Thursday, November 24, 2011

Data cleaning or cherry-picking?

Sometimes there's a fine line between data cleaning and cherry-picking your data.

My new favorite example of this is based on something Nassim Nicholas Taleb said at a talk at Penn (starting at 32 minutes in): that 92% of all kurtosis for silver in the last 40 years of trading could be traced to a single day; 83% of stock market kurtosis could also be traced to one day in 40 years.

One day in forty years is about 1/14,600 of all data. Such a disproportionate effect  might lead some "outlier hunters" to discard that one data point. After all, there are many data butchers (not scientists if they do this) who create arbitrary rules for outlier detection (say, more than four standard deviations away from the mean) and use them without thinking.

In the NNT case, however, that would be counterproductive: the whole point of measuring kurtosis (or, in his argument, the problem that kurtosis is not measurable in any practical way) is to hedge against risk correctly. Underestimating kurtosis will create ineffective hedges, so disposing of the "outlier" will undermine the whole point of the estimation.
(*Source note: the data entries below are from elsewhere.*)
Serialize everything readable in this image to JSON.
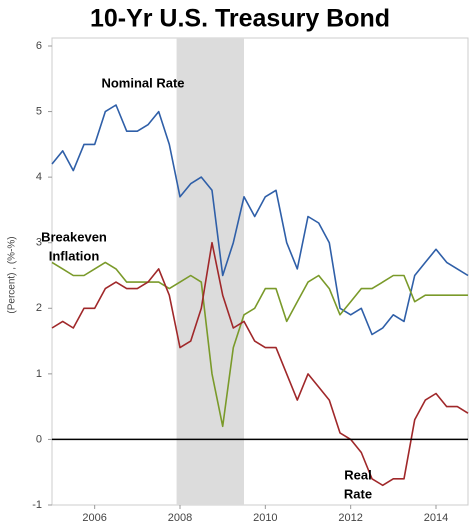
{
  "chart_data": {
    "type": "line",
    "title": "10-Yr U.S. Treasury Bond",
    "y_label": "(Percent) , (%-%)",
    "x": [
      2005,
      2005.25,
      2005.5,
      2005.75,
      2006,
      2006.25,
      2006.5,
      2006.75,
      2007,
      2007.25,
      2007.5,
      2007.75,
      2008,
      2008.25,
      2008.5,
      2008.75,
      2009,
      2009.25,
      2009.5,
      2009.75,
      2010,
      2010.25,
      2010.5,
      2010.75,
      2011,
      2011.25,
      2011.5,
      2011.75,
      2012,
      2012.25,
      2012.5,
      2012.75,
      2013,
      2013.25,
      2013.5,
      2013.75,
      2014,
      2014.25,
      2014.5,
      2014.75
    ],
    "series": [
      {
        "label": [
          "Nominal Rate"
        ],
        "color": "#2f5fa8",
        "values": [
          4.2,
          4.4,
          4.1,
          4.5,
          4.5,
          5.0,
          5.1,
          4.7,
          4.7,
          4.8,
          5.0,
          4.5,
          3.7,
          3.9,
          4.0,
          3.8,
          2.5,
          3.0,
          3.7,
          3.4,
          3.7,
          3.8,
          3.0,
          2.6,
          3.4,
          3.3,
          3.0,
          2.0,
          1.9,
          2.0,
          1.6,
          1.7,
          1.9,
          1.8,
          2.5,
          2.7,
          2.9,
          2.7,
          2.6,
          2.5
        ]
      },
      {
        "label": [
          "Breakeven",
          "Inflation"
        ],
        "color": "#7a9a2a",
        "values": [
          2.7,
          2.6,
          2.5,
          2.5,
          2.6,
          2.7,
          2.6,
          2.4,
          2.4,
          2.4,
          2.4,
          2.3,
          2.4,
          2.5,
          2.4,
          1.0,
          0.2,
          1.4,
          1.9,
          2.0,
          2.3,
          2.3,
          1.8,
          2.1,
          2.4,
          2.5,
          2.3,
          1.9,
          2.1,
          2.3,
          2.3,
          2.4,
          2.5,
          2.5,
          2.1,
          2.2,
          2.2,
          2.2,
          2.2,
          2.2
        ]
      },
      {
        "label": [
          "Real",
          "Rate"
        ],
        "color": "#a0282a",
        "values": [
          1.7,
          1.8,
          1.7,
          2.0,
          2.0,
          2.3,
          2.4,
          2.3,
          2.3,
          2.4,
          2.6,
          2.2,
          1.4,
          1.5,
          2.0,
          3.0,
          2.2,
          1.7,
          1.8,
          1.5,
          1.4,
          1.4,
          1.0,
          0.6,
          1.0,
          0.8,
          0.6,
          0.1,
          0.0,
          -0.2,
          -0.6,
          -0.7,
          -0.6,
          -0.6,
          0.3,
          0.6,
          0.7,
          0.5,
          0.5,
          0.4
        ]
      }
    ],
    "recession": [
      2007.92,
      2009.5
    ],
    "recession_color": "#dcdcdc",
    "xlim": [
      2005,
      2014.75
    ],
    "xticks": [
      2006,
      2008,
      2010,
      2012,
      2014
    ],
    "ylim": [
      -1,
      6
    ],
    "yticks": [
      -1,
      0,
      1,
      2,
      3,
      4,
      5,
      6
    ],
    "zero_line": true
  }
}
In a recent research project I removed one data point from the analysis, deeming it an outlier. But I didn't do it because it was four standard deviations from the mean alone. I found it because it did show an aggregate behavior that was five standard deviations higher than the mean. Then I examined the disaggregate data and confirmed that this was anomalous behavior: the experimental subject had clicked several times on links and immediately clicked back, not even looking at the linked page. This temporally disaggregate behavior, not the aggregate measure of total clicks, was the reason why I deemed the datum an outlier, and excluded it from analysis.

Data cleaning is an important step in data analysis. We should take care to ensure that it's done correctly.